The 1/2.3 sensor size is terribly small. I find with my DJI drones, they're pretty good for broad landscapes in good light, but in golden hour or darker, it's sludgy mud. I know it's a lot to ask for a larger sensor on a drone this small, but I do hope that they think about aps-c in the refreshes of the larger ones. Getting a rig that could carry a DSLR is still pretty prohibitive.


----------



## spice5.com (Jan 22, 2018)

I have to agree with Tiggy. Shoving nearly 3X the pixels onto the same size sensor which was already REALLY bad in any kind of sub-optimal lighting doesn't sound like a recipe for better images. Google's Pixel has shown that image processing on the software side is getting pretty dang good and can make up some of the difference so I guess we'll see what the real world results are but I would have much preferred a micro four thirds sensor at 24 megapixels.


----------



## honestlo (Jan 23, 2018)

andrei1989 said:


> i'm a bit frustrated tbh...i just got the spark for christmas..i don't use it for video but i like the photos that come out of its 12MP camera - super detailed, i was impressed - and now this comes out with 32 juicy megapixels!!! hopefully also raw shooting...maybe i'll make the switch sometime in summer..

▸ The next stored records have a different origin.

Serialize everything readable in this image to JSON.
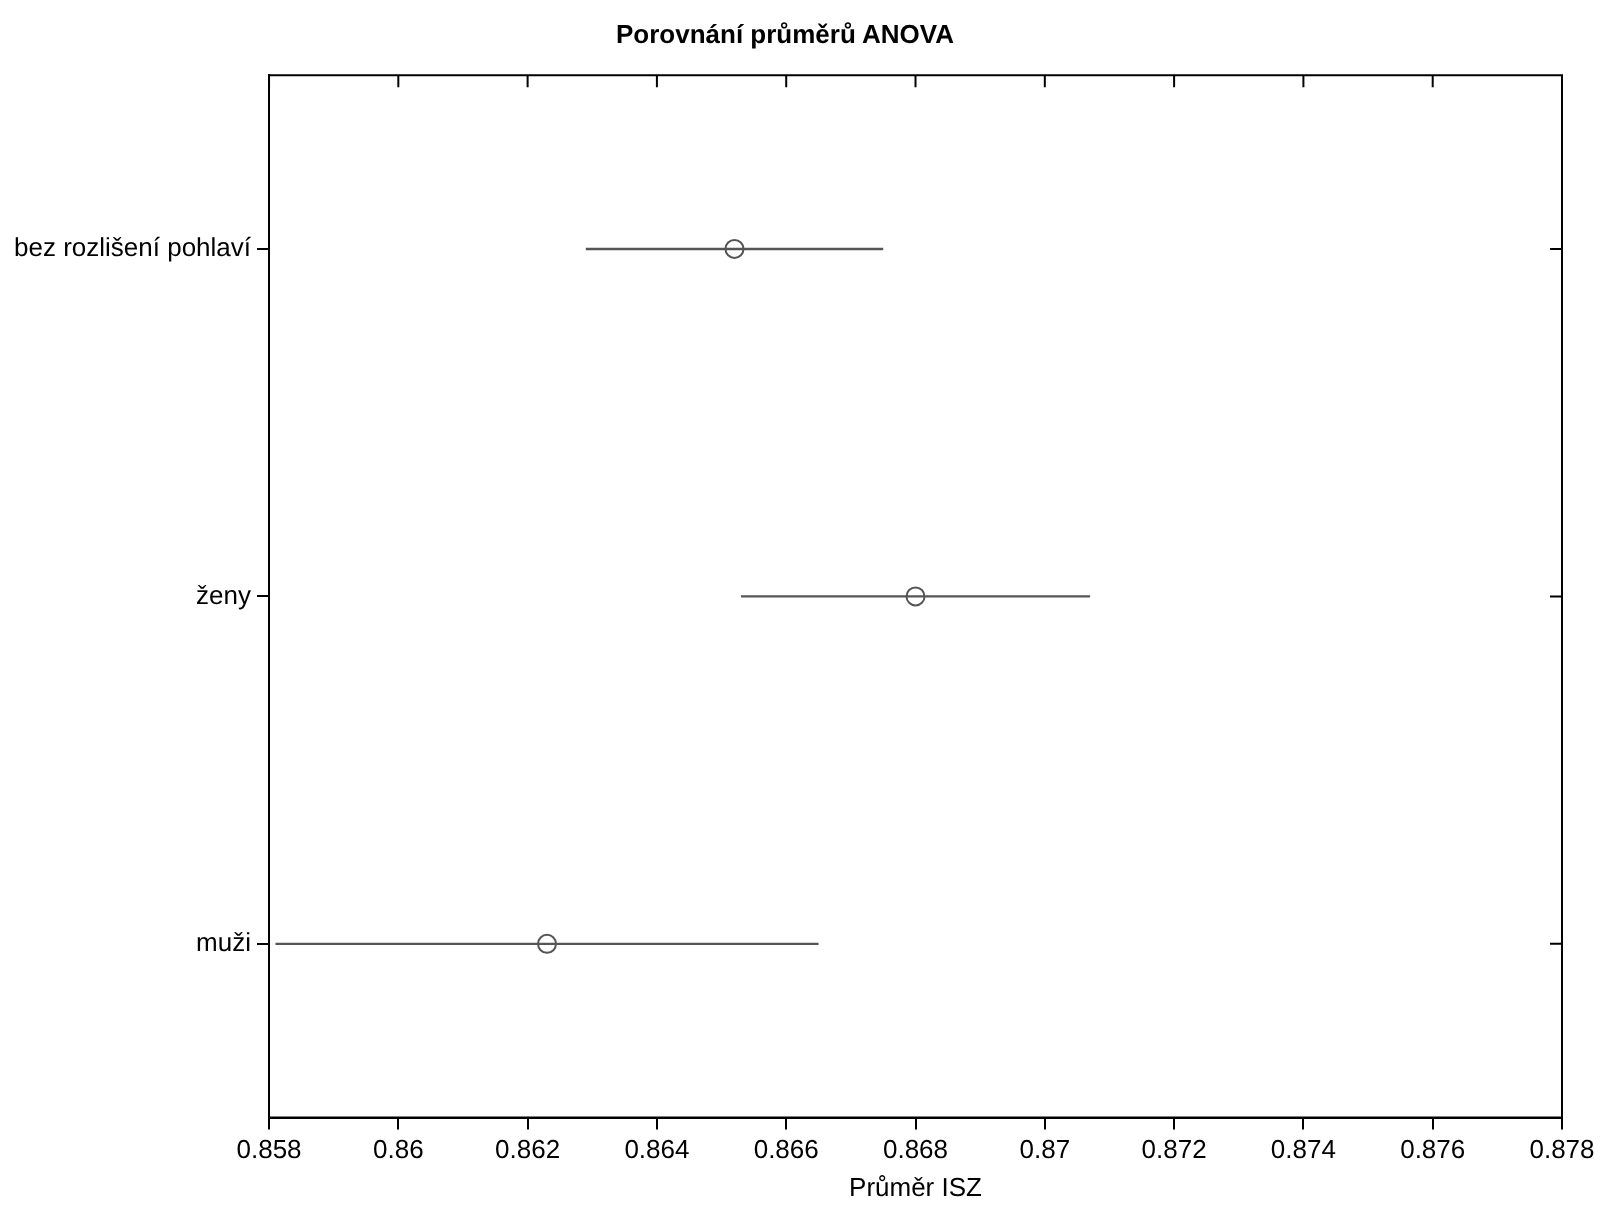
{
  "chart_data": {
    "type": "scatter",
    "orientation": "horizontal",
    "title": "Porovnání průměrů ANOVA",
    "xlabel": "Průměr ISZ",
    "categories": [
      "bez rozlišení pohlaví",
      "ženy",
      "muži"
    ],
    "values": [
      0.8652,
      0.868,
      0.8623
    ],
    "errors": [
      0.0023,
      0.0027,
      0.0042
    ],
    "color": "#555555",
    "marker": "circle",
    "grid": false,
    "xlim": [
      0.858,
      0.878
    ],
    "xticks": [
      0.858,
      0.86,
      0.862,
      0.864,
      0.866,
      0.868,
      0.87,
      0.872,
      0.874,
      0.876,
      0.878
    ]
  }
}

32MP is the resolution in panaroma mode and I think the sensor is about 12MP only.


----------



## jolyonralph (Jan 23, 2018)

The sensor is only 12mp in the new mavic air.


----------



## andrei1989 (Jan 23, 2018)

yes, true, it's still 12mp...this wasn't mentioned in the original rumor

this takes 25 photos to make a 32mp panorama but...the spark takes 21 in panorama mode..and in LR i created a 60mp photo (11549x5281)


----------



## Chaitanya (Jan 23, 2018)

Drone has been announced:
https://photorumors.com/2018/01/23/dji-mavic-air-compact-drone-announced/#more-94669


----------



## Ladislav (Jan 23, 2018)

spice5.com said:


> I have to agree with Tiggy. Shoving nearly 3X the pixels onto the same size sensor which was already REALLY bad in any kind of sub-optimal lighting doesn't sound like a recipe for better images. Google's Pixel has shown that image processing on the software side is getting pretty dang good and can make up some of the difference so I guess we'll see what the real world results are but I would have much preferred a micro four thirds sensor at 24 megapixels.



Bigger sensor means bigger camera and lens. That all affects size of the drone and the cost. DJI has micro four thirds setup in Zenmuse camera which can be mounted only to Inspire drones. Be ready to pay ten+ grands for that.

I would be happy with 1" camera from Phantom 4 Pro. Mavic Air isn't product I was hoping for so the waiting continues.


----------



## KeithBreazeal (Jan 23, 2018)

I guess I was somewhat close. LOL
From the initial teaser thread: "Key words- insignificant size
My best guess is it will be 4 inches folded. Truly palm size and totally integrated with all the stellar nav and collision avoidance. Maneuvering level- Bat."


----------